Introduction

oneAPI is an open, free, and standards-based programming system that provides portability and performance across accelerators and generations of hardware. oneAPI consists of a language and libraries for creating parallel applications:

  • DPC++ 0.7: oneAPI’s core language for programming accelerators and multiprocessors. DPCPP allows developers to reuse code across hardware targets (CPUs and accelerators such as GPUs and FPGAs) and tune for a specific architecture

  • oneDPL 0.7: A companion to the DPC++ Compiler for programming oneAPI devices with APIs from C++ standard library, Parallel STL, and extensions.

  • oneDNN 0.7: High performance implementations of primitives for deep learning frameworks

  • oneCCL 0.7: Communication primitives for scaling deep learning frameworks across multiple devices

  • Level Zero 0.91: System interface for oneAPI languages and libraries

  • oneDAL 0.7: Algorithms for accelerated data science

  • oneTBB 0.7: Library for adding thread-based parallelism to complex applications on multiprocessors

  • oneVPL 0.7: Algorithms for accelerated video processing

  • oneMKL 0.7: High performance math routines for science, engineering, and financial applications

oneAPI simplifies software development by providing the same languages and programming models across accelerator architectures. In this section, we introduce the programming model.

Parallel application development is a combination of API programming, where the parallel algorithm is hidden behind an API provided by the system, and direct programming, where the application programmer writes the parallel algorithm.

When using API programming, a developer implements performance critical sections of the program with library calls. Well-defined and mature problem domains have high-performance solutions packaged as libraries. oneAPI defines a set of APIs for the most used data parallel domains, and oneAPI platforms provide library implementations across a variety of accelerators. Where possible, the API is based on established standards like BLAS. API programming enables a programmer to attain high performance across a diverse set of accelerators with minimal coding & tuning.

Some problem domains are not well suited to API programming because no standard solution exists or because solutions require a level of customization that cannot be easily implemented in a library. In this case, a developer uses direct programming and must explicitly code the parallel algorithm. oneAPI’s programming model is based on data parallelism, where the same computation is performed on each data element, and parallelism of the application scales as the data scales. By allowing the programmer to directly express parallelism, data parallel algorithms make it possible to productively create highly efficient algorithms for parallel architectures.

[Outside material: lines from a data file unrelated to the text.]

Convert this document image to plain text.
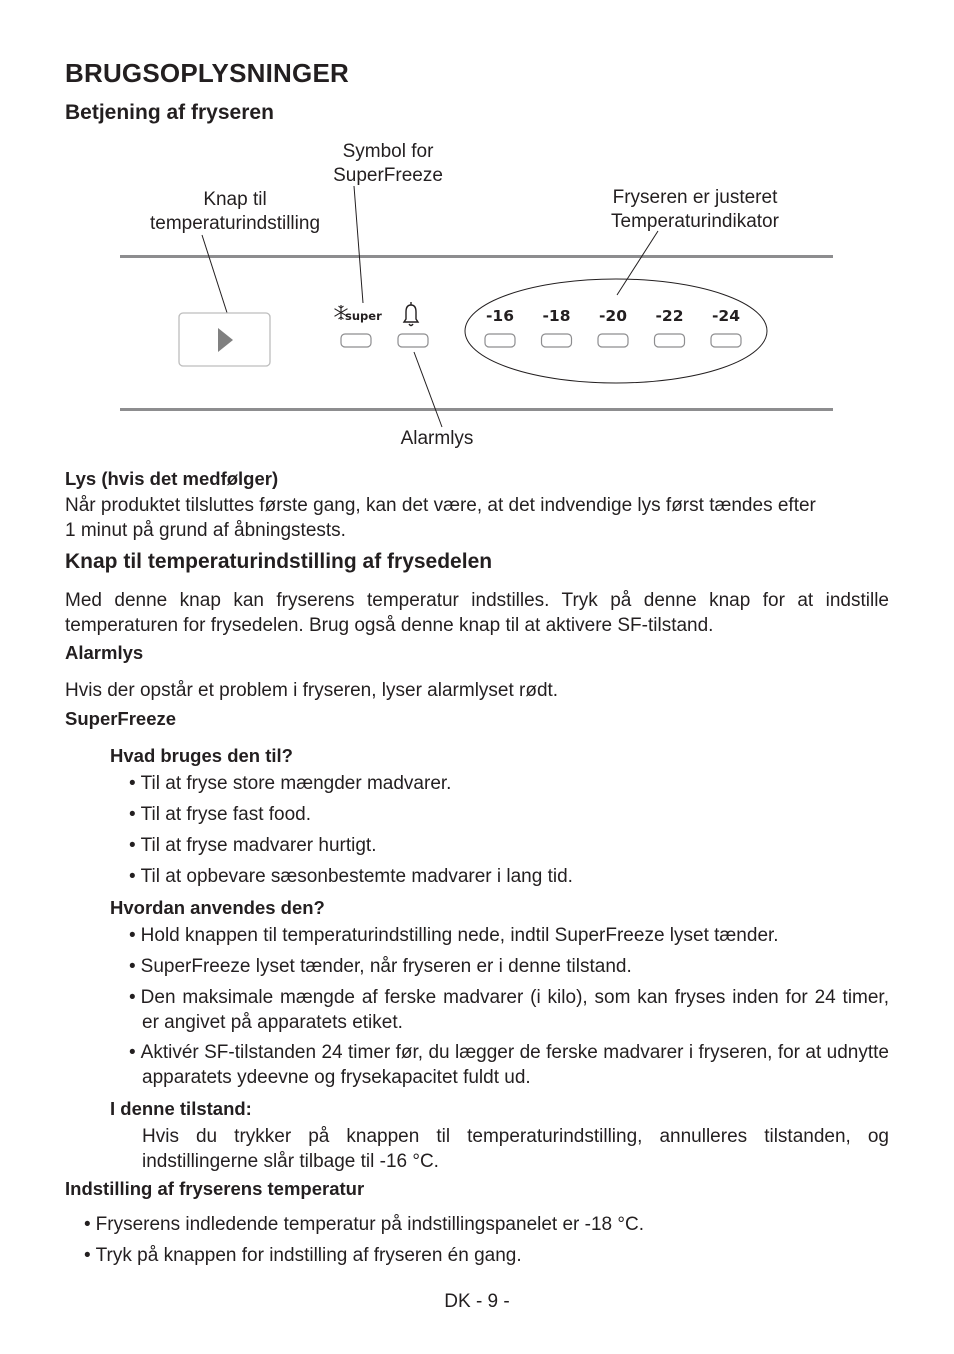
BRUGSOPLYSNINGER
Betjening af fryseren
Symbol for
SuperFreeze
Knap til
temperaturindstilling
Fryseren er justeret
Temperaturindikator
Alarmlys
super	-16 -18 -20 -22 -24
Lys (hvis det medfølger)
Når produktet tilsluttes første gang, kan det være, at det indvendige lys først tændes efter
1 minut på grund af åbningstests.
Knap til temperaturindstilling af frysedelen
Med denne knap kan fryserens temperatur indstilles. Tryk på denne knap for at indstille temperaturen for frysedelen. Brug også denne knap til at aktivere SF-tilstand.
Alarmlys
Hvis der opstår et problem i fryseren, lyser alarmlyset rødt.
SuperFreeze
Hvad bruges den til?
• Til at fryse store mængder madvarer.
• Til at fryse fast food.
• Til at fryse madvarer hurtigt.
• Til at opbevare sæsonbestemte madvarer i lang tid.
Hvordan anvendes den?
• Hold knappen til temperaturindstilling nede, indtil SuperFreeze lyset tænder.
• SuperFreeze lyset tænder, når fryseren er i denne tilstand.
• Den maksimale mængde af ferske madvarer (i kilo), som kan fryses inden for 24 timer, er angivet på apparatets etiket.
• Aktivér SF-tilstanden 24 timer før, du lægger de ferske madvarer i fryseren, for at udnytte apparatets ydeevne og frysekapacitet fuldt ud.
I denne tilstand:
Hvis du trykker på knappen til temperaturindstilling, annulleres tilstanden, og indstillingerne slår tilbage til -16 °C.
Indstilling af fryserens temperatur
• Fryserens indledende temperatur på indstillingspanelet er -18 °C.
• Tryk på knappen for indstilling af fryseren én gang.
DK - 9 -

Data parallel algorithms are used for many of the most computationally demanding problems including scientific computing, artificial intelligence, and visualization. Data parallel algorithms can be efficiently mapped to a diverse set of architectures: multi-core CPUs, GPUs, systolic arrays, and FPGAs.

Target Audience

The expected audience for this specification includes: application developers, middleware developers, system software providers, and hardware providers. As a contributor to this specification, you will shape the accelerator software ecosystem. A productive and high performing system must take into account the constraints at all levels of the software stack. As a user of this document, you can ensure that your components will inter-operate with applications and system software for the oneAPI platform.

Goals of the Specification

oneAPI seeks to provide:

  • Source-level compatibility: oneAPI applications and middleware port to a conformant oneAPI platform through recompilation and re-tuning.

  • Performance transparency: API’s and language construct allow the programmer enough control over the mapping to hardware to create an efficient solution

  • Software stack portability: Platform providers can port a oneAPI software stack by implementing the oneAPI Level Zero interface.

Definitions

This specification uses the definition of must, must not, required, and so on specified in RFC 2119.

Contribution Guidelines

This specification is a continuation of Intel’s decades-long history of working with standards groups and industry/academia initiatives such as The Khronos Group, to create and define specifications in an open and fair process to achieve interoperability and interchangeability. oneAPI is intended to be an open specification and we encourage you to help us make it better. Your feedback is optional, but to enable Intel to incorporate any feedback you may provide to this specification, and to further upstream your feedback to other standards bodies, including The Khronos Group SYCL specification, please submit your feedback under the terms and conditions below. Any contribution of your feedback to the oneAPI Specification does not prohibit you from also contributing your feedback directly to other standard bodies, including The Khronos Group under their respective submission policies.

Contribute to the oneAPI Specification by opening issues in the oneAPI Specification GitHub repository.

Sign your work

Please include a signed-off-by tag in every contribution of your feedback. By including a signed-off-by tag, you agree that: (a) you have a right to license your feedback to Intel; (b) Intel will be free to use, disclose, reproduce, modify, license, or otherwise distribute your feedback at its sole discretion without any obligations or restrictions of any kind, including without limitation, intellectual property rights or licensing obligations; and (c) your feedback will be public and that a record of your feedback may be maintained indefinitely.